Nella notte tra il 2 e il 3 novembre una banda di almeno 15 persone ha preso d’assalto, a Piacenza, la sede logistica di DHL e ha rubato smartphone e tablet per un valore dichiarato di almeno 2 milioni di euro.
Hanno rubato camion e auto e le hanno incendiate per coprirsi la fuga.
Hanno perimetrato l’area con chiodi in strada.
Si sono dileguati facendo perdere le proprie tracce.
Ricorda qualcosa a qualcuno?
A me sì; a me ricorda le modalità degli assalti ai furgoni blindati delle ultime eclatanti rapine avvenute in Sardegna.
C’è una diffusa tendenza, nella società sarda, a sottovalutare il salto di qualità che la malavita isolana sta facendo. Se ne sta accorgendo la DDA ma è isolata in questa percezione, la magistratura giudicante è scettica, pensa che i loro colleghi abbiano le traveggole.

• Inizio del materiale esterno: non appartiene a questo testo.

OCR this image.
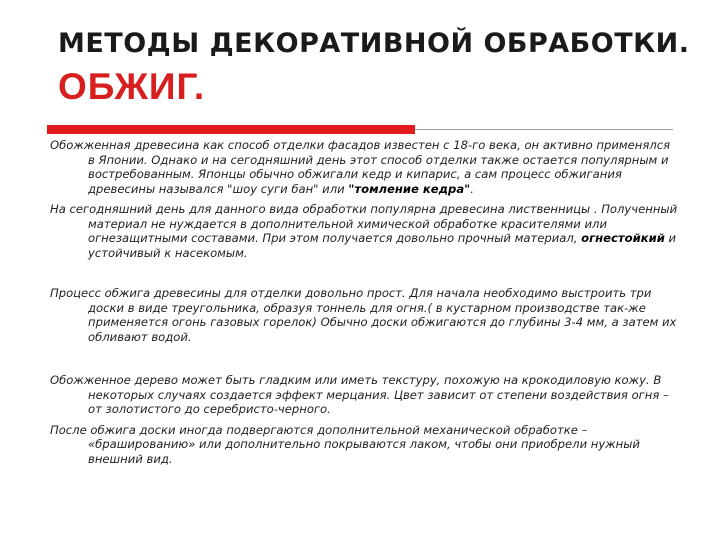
МЕТОДЫ ДЕКОРАТИВНОЙ ОБРАБОТКИ. ОБЖИГ.

Обожженная древесина как способ отделки фасадов известен с 18-го века, он активно применялся в Японии. Однако и на сегодняшний день этот способ отделки также остается популярным и востребованным. Японцы обычно обжигали кедр и кипарис, а сам процесс обжигания древесины назывался "шоу суги бан" или "томление кедра".

На сегодняшний день для данного вида обработки популярна древесина лиственницы . Полученный материал не нуждается в дополнительной химической обработке красителями или огнезащитными составами. При этом получается довольно прочный материал, огнестойкий и устойчивый к насекомым.

Процесс обжига древесины для отделки довольно прост. Для начала необходимо выстроить три доски в виде треугольника, образуя тоннель для огня.( в кустарном производстве так-же применяется огонь газовых горелок) Обычно доски обжигаются до глубины 3-4 мм, а затем их обливают водой.

Обожженное дерево может быть гладким или иметь текстуру, похожую на крокодиловую кожу. В некоторых случаях создается эффект мерцания. Цвет зависит от степени воздействия огня – от золотистого до серебристо-черного.

После обжига доски иногда подвергаются дополнительной механической обработке – «брашированию» или дополнительно покрываются лаком, чтобы они приобрели нужный внешний вид.
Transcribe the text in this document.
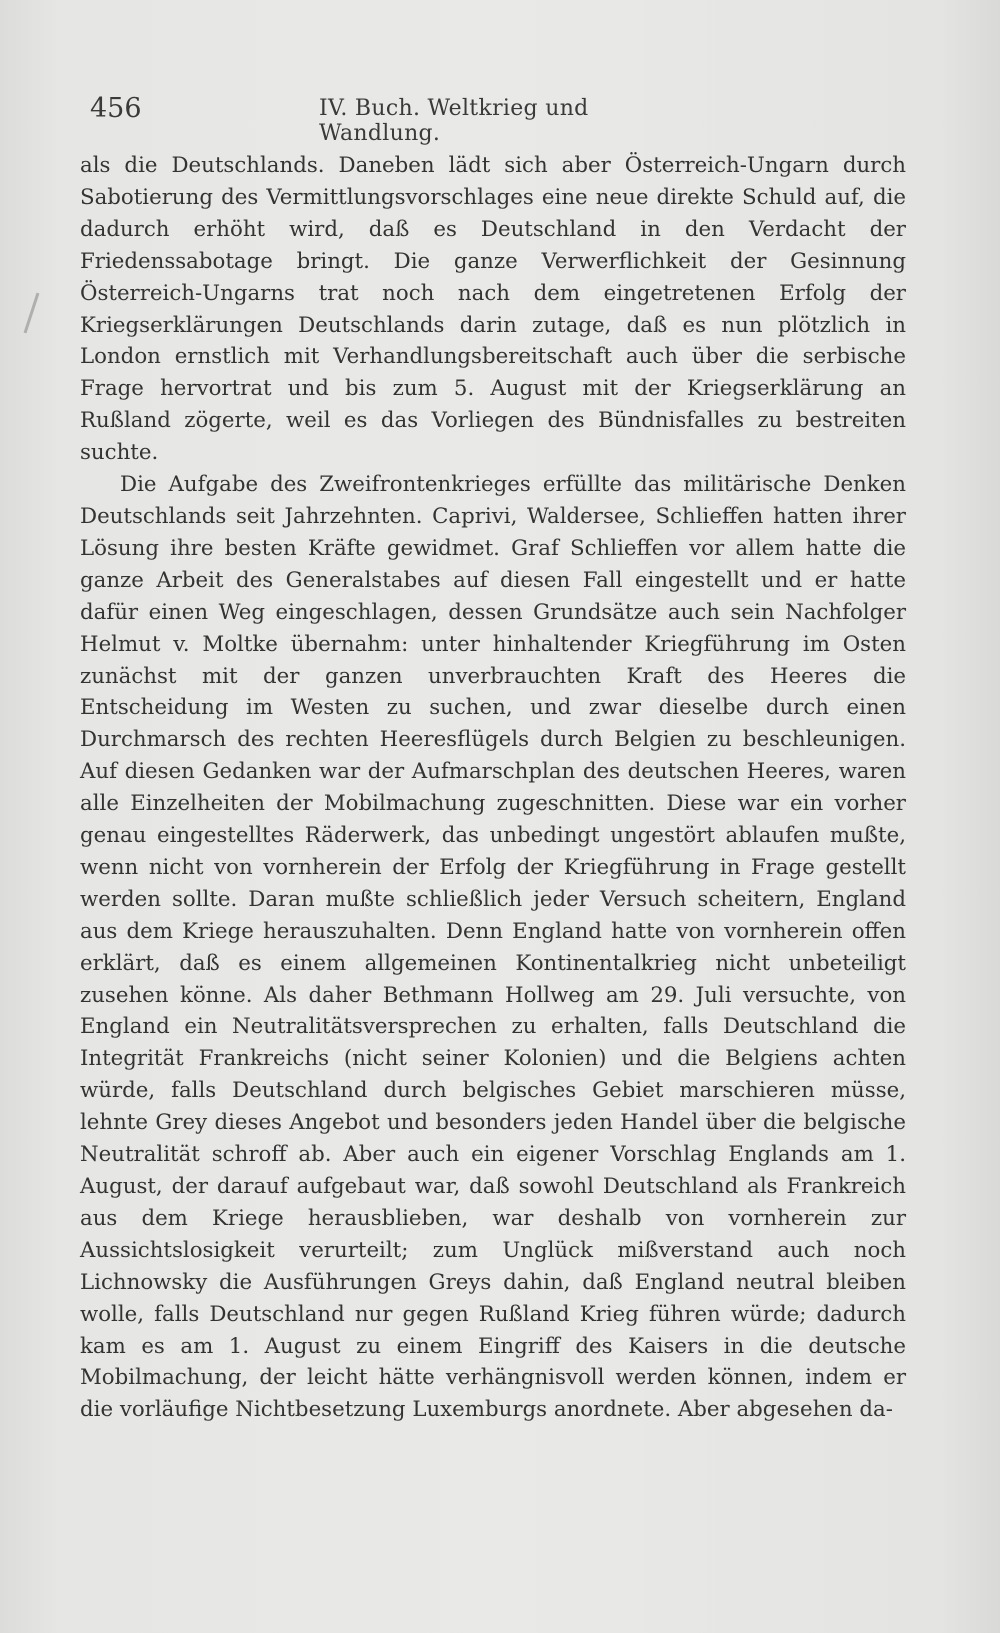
456	IV. Buch. Weltkrieg und Wandlung.

als die Deutschlands. Daneben lädt sich aber Österreich-Ungarn durch Sabotierung des Vermittlungsvorschlages eine neue direkte Schuld auf, die dadurch erhöht wird, daß es Deutschland in den Verdacht der Friedenssabotage bringt. Die ganze Verwerflichkeit der Gesinnung Österreich-Ungarns trat noch nach dem eingetretenen Erfolg der Kriegserklärungen Deutschlands darin zutage, daß es nun plötzlich in London ernstlich mit Verhandlungsbereitschaft auch über die serbische Frage hervortrat und bis zum 5. August mit der Kriegserklärung an Rußland zögerte, weil es das Vorliegen des Bündnisfalles zu bestreiten suchte.

Die Aufgabe des Zweifrontenkrieges erfüllte das militärische Denken Deutschlands seit Jahrzehnten. Caprivi, Waldersee, Schlieffen hatten ihrer Lösung ihre besten Kräfte gewidmet. Graf Schlieffen vor allem hatte die ganze Arbeit des Generalstabes auf diesen Fall eingestellt und er hatte dafür einen Weg eingeschlagen, dessen Grundsätze auch sein Nachfolger Helmut v. Moltke übernahm: unter hinhaltender Kriegführung im Osten zunächst mit der ganzen unverbrauchten Kraft des Heeres die Entscheidung im Westen zu suchen, und zwar dieselbe durch einen Durchmarsch des rechten Heeresflügels durch Belgien zu beschleunigen. Auf diesen Gedanken war der Aufmarschplan des deutschen Heeres, waren alle Einzelheiten der Mobilmachung zugeschnitten. Diese war ein vorher genau eingestelltes Räderwerk, das unbedingt ungestört ablaufen mußte, wenn nicht von vornherein der Erfolg der Kriegführung in Frage gestellt werden sollte. Daran mußte schließlich jeder Versuch scheitern, England aus dem Kriege herauszuhalten. Denn England hatte von vornherein offen erklärt, daß es einem allgemeinen Kontinentalkrieg nicht unbeteiligt zusehen könne. Als daher Bethmann Hollweg am 29. Juli versuchte, von England ein Neutralitätsversprechen zu erhalten, falls Deutschland die Integrität Frankreichs (nicht seiner Kolonien) und die Belgiens achten würde, falls Deutschland durch belgisches Gebiet marschieren müsse, lehnte Grey dieses Angebot und besonders jeden Handel über die belgische Neutralität schroff ab. Aber auch ein eigener Vorschlag Englands am 1. August, der darauf aufgebaut war, daß sowohl Deutschland als Frankreich aus dem Kriege herausblieben, war deshalb von vornherein zur Aussichtslosigkeit verurteilt; zum Unglück mißverstand auch noch Lichnowsky die Ausführungen Greys dahin, daß England neutral bleiben wolle, falls Deutschland nur gegen Rußland Krieg führen würde; dadurch kam es am 1. August zu einem Eingriff des Kaisers in die deutsche Mobilmachung, der leicht hätte verhängnisvoll werden können, indem er die vorläufige Nichtbesetzung Luxemburgs anordnete. Aber abgesehen da-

Invece a leggere bene i fatti che stanno accadendo, si comprende che grazie al traffico di droga la criminalità organizzata si sta capitalizzando, ha le sue attivissime ‘lavatrici’ per pulire il denaro e usa le rapine come uno degli strumenti per finanziarsi e investire di nuovo in droga, poi ripulire i proventi e poi investire in attività e patrimoni puliti.
Perché questa malavita è difficile da stanare? Perché ha imparato il federalismo criminale, cioè quella forma particolarmente consona all’indole sarda, che coniuga individualismo e collaborazione. Le bande esistono solo per le diverse occasioni, ma non si strutturano in sistema né ambiscono al controllo del territorio, che è una cosa ormai vecchia. In Sardegna non c’è neanche il problema del presidio delle zone di spaccio: siamo quattro gatti concentrati in quattro città e in un immenso territorio, dove incontri più cervi e cinghiali che non esseri umani. A cosa servirebbe controllare il territorio?
Questa criminalità non è interessata agli appalti pubblici. Troppo esposti, troppo burocratizzati, con margini alla fine troppo esigui rispetto a droga e rapine. Dove vanno dunque i soldi? In B&B, bar e alberghetti sulla costa, agriturismi, ma anche piccoli e diffusi immobili e esercizi commerciali nella penisola. Tutto realizzato da decine di persone all’insaputa l’una dell’altra. Per un attimo insieme e per sempre ognuno per proprio conto.
Questo mondo è tra noi, vive normalmente in mezzo a noi, si concede solo delle eccezioni. Per questo non li vediamo. Per questo sono gli eroi di molte conversazioni nei bar e nelle caffetterie del Centro Sardegna. È gente divenuta di tendenza.
Scommetto quel che si vuole che a Piacenza erano gli stessi di Sassari. Ma se lo stile fantasmatico sardo si rafforzerà ulteriormente, lentamente diventerà un problema nazionale italiano, perché i sardi sanno combattere per istinto di sopravvivenza e se imparano anche ad essere tattici, allora diventano avversari terribilmente temibili.